Clarifying that comment, Roche said that the race programme for 2015 has not yet been decided and that there is a chance that he could be required to ride for Richie Porte in the Giro d’Italia. However his point remains the same; while he is giving up on the possibility of leading another team in the Tour de France until at least 2017, he also rules out any notion that he is settling for life as a domestique.
“I think going to Sky for me is a good move. I am 30, getting old but not that old. I still feel that I can still learn more,” he said. “I feel that I haven’t reached my limit and I am convinced that a team like Sky will help me develop even more as a rider.
“I also want to get some fresh thinking. I think it is the right moment now for me to go there. I think I have accumulated a lot of experience of the past ten years. I think now it is really important to go into those details. I am convinced that Sky is the perfect team for that, for marginal gains and such.
“I am very happy with this agreement. I am really looking forward to being part of the team. I can’t wait to start working with them.”
Roche was previously a team leader with Ag2r La Mondiale and then went to Tinkoff Saxo with the stated aim of developing as a rider, building experience and ultimately becoming a stronger cyclist.
He has made some progression with Tinkoff Saxo; for example, he won a stage and placed fifth overall in last year’s Vuelta a España, and this year took the first stage race victory of his career in the Route du Sud.
However he believes that he’s still some way off where he feels he can get to, and is clear it is time to try a different setup. Asked to give examples on what areas he can improve, he lists several.
“I have been improving in TTs, but I have been pretty inconsistent. I think I have improved a lot in terms of technique, but I still make a lot of mistakes,” he explained. “Once in a while I pull off a couple of good TTs, then I do others than are pretty average.
“I think I can still concentrate on that. I also feel that that I am sometimes frustrated with my climbing, I feel that I could climb even better.
“That said, I have been working on my climbing so much that I have actually lost a lot of my sprinting capabilities. I feel why sacrifice one for the other? I believe that with proper training and guidance I can get that kick I had when I was younger, and also climb strongly as well.”
Roche didn’t explain the reasons for leaving Tinkoff Saxo, but is clear that he believes his new setup will be a good home for him.
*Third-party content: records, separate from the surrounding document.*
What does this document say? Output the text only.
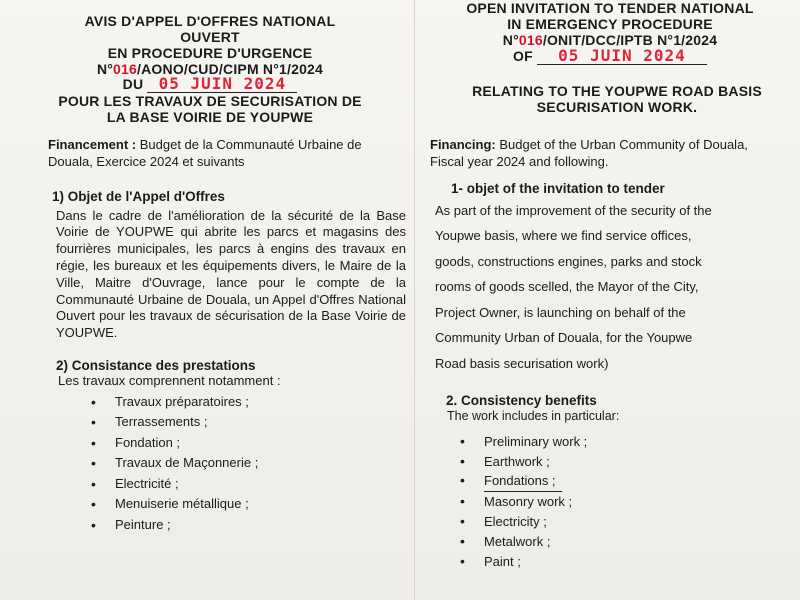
AVIS D'APPEL D'OFFRES NATIONAL
OUVERT
EN PROCEDURE D'URGENCE
N°016/AONO/CUD/CIPM N°1/2024
DU 05 JUIN 2024
POUR LES TRAVAUX DE SECURISATION DE
LA BASE VOIRIE DE YOUPWE
Financement : Budget de la Communauté Urbaine de Douala, Exercice 2024 et suivants
1) Objet de l'Appel d'Offres
Dans le cadre de l'amélioration de la sécurité de la Base Voirie de YOUPWE qui abrite les parcs et magasins des fourrières municipales, les parcs à engins des travaux en régie, les bureaux et les équipements divers, le Maire de la Ville, Maitre d'Ouvrage, lance pour le compte de la Communauté Urbaine de Douala, un Appel d'Offres National Ouvert pour les travaux de sécurisation de la Base Voirie de YOUPWE.
2) Consistance des prestations
Les travaux comprennent notamment :
• Travaux préparatoires ;
• Terrassements ;
• Fondation ;
• Travaux de Maçonnerie ;
• Electricité ;
• Menuiserie métallique ;
• Peinture ;
OPEN INVITATION TO TENDER NATIONAL
IN EMERGENCY PROCEDURE
N°016/ONIT/DCC/IPTB N°1/2024
OF 05 JUIN 2024
RELATING TO THE YOUPWE ROAD BASIS
SECURISATION WORK.
Financing: Budget of the Urban Community of Douala, Fiscal year 2024 and following.
1- objet of the invitation to tender
As part of the improvement of the security of the
Youpwe basis, where we find service offices,
goods, constructions engines, parks and stock
rooms of goods scelled, the Mayor of the City,
Project Owner, is launching on behalf of the
Community Urban of Douala, for the Youpwe
Road basis securisation work)
2. Consistency benefits
The work includes in particular:
• Preliminary work ;
• Earthwork ;
• Fondations ;
• Masonry work ;
• Electricity ;
• Metalwork ;
• Paint ;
He grew up in both Ireland and France, and believes there will be come common elements between the culture of the former and the mood and setup of his future team.
“I am also looking forward to going to an English environment. Being Irish and all that, I felt I would be more at home with Sky,” he said. “There are many smaller details behind this decision and they all add up. Naturally my attraction went to this team.”
The presence of compatriot Philip Deignan will also help, plus so too the fact that he knows many of the riders.
He’ll officially meet his new team-mates in a get together in October and then have the first training camp with them in December.
For now, though, he’s still got a little more time with Tinkoff Saxo and will continue to wear that team’s colours until December 31st.
He didn’t want to be drawn into a comparison between that team and Sky. “It is like trying to compare Madrid and Barcelona, that would be pretty difficult,” he said.
“A lot of things are very similar. Some things are different. I am not saying there was a bad coach in Tinkoff or anything like that; I am just saying maybe it’s time for a change.”